The University of Guelph in southern Ontario is kicking off a new initiative to develop ways to protect Indigenous genetic data. This impactful effort is supported by funds from Genome Canada. The research team, led by Melissa Perreault, aims to develop a policy that protects Indigenous communities from potential exploitation in genetic research. This work is especially important given the history of abuses, such as the well-known case of the Havasupai community. Most importantly, it highlights the urgent need for ethical guidelines and restrictions on genetic research conducted in Indigenous populations.
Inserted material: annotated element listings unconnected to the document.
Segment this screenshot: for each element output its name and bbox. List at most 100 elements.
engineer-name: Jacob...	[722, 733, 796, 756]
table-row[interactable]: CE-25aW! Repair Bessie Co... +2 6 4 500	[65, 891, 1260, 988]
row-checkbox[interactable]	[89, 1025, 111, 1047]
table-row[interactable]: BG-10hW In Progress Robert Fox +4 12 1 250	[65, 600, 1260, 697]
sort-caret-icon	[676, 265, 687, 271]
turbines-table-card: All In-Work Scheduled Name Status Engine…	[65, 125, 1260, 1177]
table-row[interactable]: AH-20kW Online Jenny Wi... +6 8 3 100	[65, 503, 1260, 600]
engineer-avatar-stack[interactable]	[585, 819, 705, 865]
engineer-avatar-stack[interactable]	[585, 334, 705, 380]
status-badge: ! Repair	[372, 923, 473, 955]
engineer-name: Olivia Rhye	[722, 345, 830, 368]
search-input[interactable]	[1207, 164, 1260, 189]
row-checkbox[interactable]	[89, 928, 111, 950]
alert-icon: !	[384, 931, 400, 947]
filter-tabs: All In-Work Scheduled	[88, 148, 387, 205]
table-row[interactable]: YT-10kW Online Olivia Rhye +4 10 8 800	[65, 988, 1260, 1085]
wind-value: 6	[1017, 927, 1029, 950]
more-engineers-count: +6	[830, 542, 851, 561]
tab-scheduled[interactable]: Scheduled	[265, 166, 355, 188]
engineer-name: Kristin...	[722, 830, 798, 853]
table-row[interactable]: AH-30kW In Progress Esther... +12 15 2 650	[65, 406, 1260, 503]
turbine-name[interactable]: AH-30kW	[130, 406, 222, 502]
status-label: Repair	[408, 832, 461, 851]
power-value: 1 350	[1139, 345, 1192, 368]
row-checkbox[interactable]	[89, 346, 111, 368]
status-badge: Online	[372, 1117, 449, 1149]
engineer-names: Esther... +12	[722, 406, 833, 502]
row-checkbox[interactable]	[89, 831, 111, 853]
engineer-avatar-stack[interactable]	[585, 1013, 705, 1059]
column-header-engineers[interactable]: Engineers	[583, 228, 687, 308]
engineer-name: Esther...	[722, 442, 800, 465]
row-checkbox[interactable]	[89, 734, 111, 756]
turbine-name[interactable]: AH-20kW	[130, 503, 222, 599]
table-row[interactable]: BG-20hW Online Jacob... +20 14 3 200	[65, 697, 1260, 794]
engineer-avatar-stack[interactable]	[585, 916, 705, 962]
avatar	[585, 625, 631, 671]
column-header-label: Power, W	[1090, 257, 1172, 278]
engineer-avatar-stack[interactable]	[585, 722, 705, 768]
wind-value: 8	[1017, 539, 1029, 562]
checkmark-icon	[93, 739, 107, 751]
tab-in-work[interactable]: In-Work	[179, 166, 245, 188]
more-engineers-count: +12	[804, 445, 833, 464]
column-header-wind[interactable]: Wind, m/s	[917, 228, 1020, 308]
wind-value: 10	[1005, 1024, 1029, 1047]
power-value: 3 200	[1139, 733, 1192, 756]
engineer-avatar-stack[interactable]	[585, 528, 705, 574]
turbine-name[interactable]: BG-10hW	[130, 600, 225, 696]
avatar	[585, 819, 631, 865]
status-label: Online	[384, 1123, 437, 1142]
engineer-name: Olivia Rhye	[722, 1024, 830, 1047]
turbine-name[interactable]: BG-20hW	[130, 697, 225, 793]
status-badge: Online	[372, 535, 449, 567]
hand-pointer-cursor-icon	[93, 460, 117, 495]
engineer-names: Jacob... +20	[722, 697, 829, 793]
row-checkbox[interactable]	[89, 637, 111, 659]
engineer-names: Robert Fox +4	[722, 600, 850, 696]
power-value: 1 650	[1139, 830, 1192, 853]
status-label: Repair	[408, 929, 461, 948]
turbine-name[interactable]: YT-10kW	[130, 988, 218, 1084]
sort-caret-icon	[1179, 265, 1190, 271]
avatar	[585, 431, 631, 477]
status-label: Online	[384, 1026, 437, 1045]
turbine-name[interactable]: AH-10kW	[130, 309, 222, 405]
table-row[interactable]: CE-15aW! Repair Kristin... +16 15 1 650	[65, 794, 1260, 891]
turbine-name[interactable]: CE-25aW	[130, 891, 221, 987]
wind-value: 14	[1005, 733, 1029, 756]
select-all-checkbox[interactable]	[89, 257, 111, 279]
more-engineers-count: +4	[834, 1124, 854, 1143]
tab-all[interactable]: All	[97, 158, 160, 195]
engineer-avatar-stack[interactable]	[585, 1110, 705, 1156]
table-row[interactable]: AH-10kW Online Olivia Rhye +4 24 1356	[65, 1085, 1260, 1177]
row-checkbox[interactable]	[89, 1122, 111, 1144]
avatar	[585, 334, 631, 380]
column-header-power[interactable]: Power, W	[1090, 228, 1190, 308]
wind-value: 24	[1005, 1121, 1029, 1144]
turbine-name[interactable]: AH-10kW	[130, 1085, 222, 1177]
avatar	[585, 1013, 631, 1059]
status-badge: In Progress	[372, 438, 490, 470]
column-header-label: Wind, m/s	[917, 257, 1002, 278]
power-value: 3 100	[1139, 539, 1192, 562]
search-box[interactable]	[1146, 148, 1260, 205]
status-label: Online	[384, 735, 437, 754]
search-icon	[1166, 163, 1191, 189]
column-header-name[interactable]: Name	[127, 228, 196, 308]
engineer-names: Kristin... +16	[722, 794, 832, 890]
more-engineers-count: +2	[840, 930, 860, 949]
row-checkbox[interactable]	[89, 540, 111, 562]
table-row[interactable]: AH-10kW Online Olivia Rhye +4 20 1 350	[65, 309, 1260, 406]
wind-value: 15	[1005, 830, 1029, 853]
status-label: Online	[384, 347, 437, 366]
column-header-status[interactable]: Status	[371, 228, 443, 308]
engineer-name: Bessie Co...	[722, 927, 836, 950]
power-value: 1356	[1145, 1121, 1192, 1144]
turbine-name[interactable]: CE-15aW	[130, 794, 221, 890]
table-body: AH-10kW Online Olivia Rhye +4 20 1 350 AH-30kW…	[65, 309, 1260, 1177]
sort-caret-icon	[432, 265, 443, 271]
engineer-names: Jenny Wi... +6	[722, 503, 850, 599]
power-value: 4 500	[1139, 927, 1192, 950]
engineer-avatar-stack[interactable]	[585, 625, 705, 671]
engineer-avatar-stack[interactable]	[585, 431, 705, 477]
The Havasupai population of Arizona became a vivid illustration of what can happen when genetic research goes wild. On the Blackfeet Nation, Arizona State University conducted and published studies using blood samples from community members without their knowledge or permission. This decision led to litigation that ended in an eventual $700,000 settlement. These types of events have created a lasting mistrust in Indigenous communities about how their genetic material will be treated.
A Focus on Ethical Guidelines
The initiative at the University of Guelph is being developed with the guidance of the First Nations Principles of OCAP—ownership, control, access, and possession. These principles, in tandem, develop an ethical framework for researchers. In addition to these concepts, they underscore the need to grant Indigenous Peoples the ability to control their data storage, interpretation, and dissemination.
As Jonathan Dewar, CEO of the First Nations Information Governance Centre, said when calling for these guidelines, “data harms are real. He recounts history as a painful legacy of trauma. This even extends to extractive research practices that take from Indigenous research communities without recompense, citation, or recognition. The OCAP principles empower Indigenous communities to engage or not engage. They provide them with a voice in deciding how their data is used.
In developing this policy, the research team intends to work with the University of Guelph’s Research Ethics Board to inform their development. For this reason, we expect the policy to be adopted within a two-year period, though that is still a very rough estimate. Once the policy is completed, the team will work closely with Dewar and the First Nations Information Governance Centre. They’re looking for ways to make sure the policy reflects the values and communities of Indigenous people.
The Game-Changing Role of Indigenous Communities
The Nuu-chah-nulth First Nations on British Columbia’s Vancouver Island recently completed a unique collaborative study. In fact, some of the world’s leading geneticists called the research breakthrough transformative. Their participation serves as an example of the important role Indigenous communities can play in advancing genetic research if ethical practices are prioritized.
Krystal Tsosie advocates for equity and justice in genomic research. She passionately advocates that Indigenous communities should have meaningful say in data decisions. She argues, “In order to have conversations around justice and genomic justice, we really need to talk about data equity.” We have to empower Indigenous communities, such as ours, to be able to make informed choices with their data. Her testimony in front of Congress underscores the important part that Indigenous voices must have in creating research policies that impact them.
Melissa Perreault agrees with this sentiment, noting that remote or isolated communities may experience an even sharper focus on their genetic data. Indigenous communities are often remote with many infrastructure needs, making access a serious barrier. This isolation inadvertently raises the risk of their DNA being misused for other purposes outside of the researchers’ initial goals, she notes.
The Need for Representation
Even with all the progress made in understanding genetic data, the disparity of Indigenous genomes represented in massive databases is overwhelmingly deficient. This underrepresentation is a result of, in part, a historical mistrust of genetic research as a result of research exploitative practices within Indigenous communities. As Tsosie explains, the collection of genetic samples from underrepresented populations—especially from Indigenous Peoples—amounts to an act of colonialism.
Researchers very much desire Indigenous DNA,” Perreault says. He drives the point home that without the right safeguards in place, these hard-fought resources could expire or be misallocated altogether. Scientific advancement and ethical responsibility are frequently at odds. To truly honor the spirit of reconciliation, we need to identify a path forward that respects Indigenous rights and sovereignty.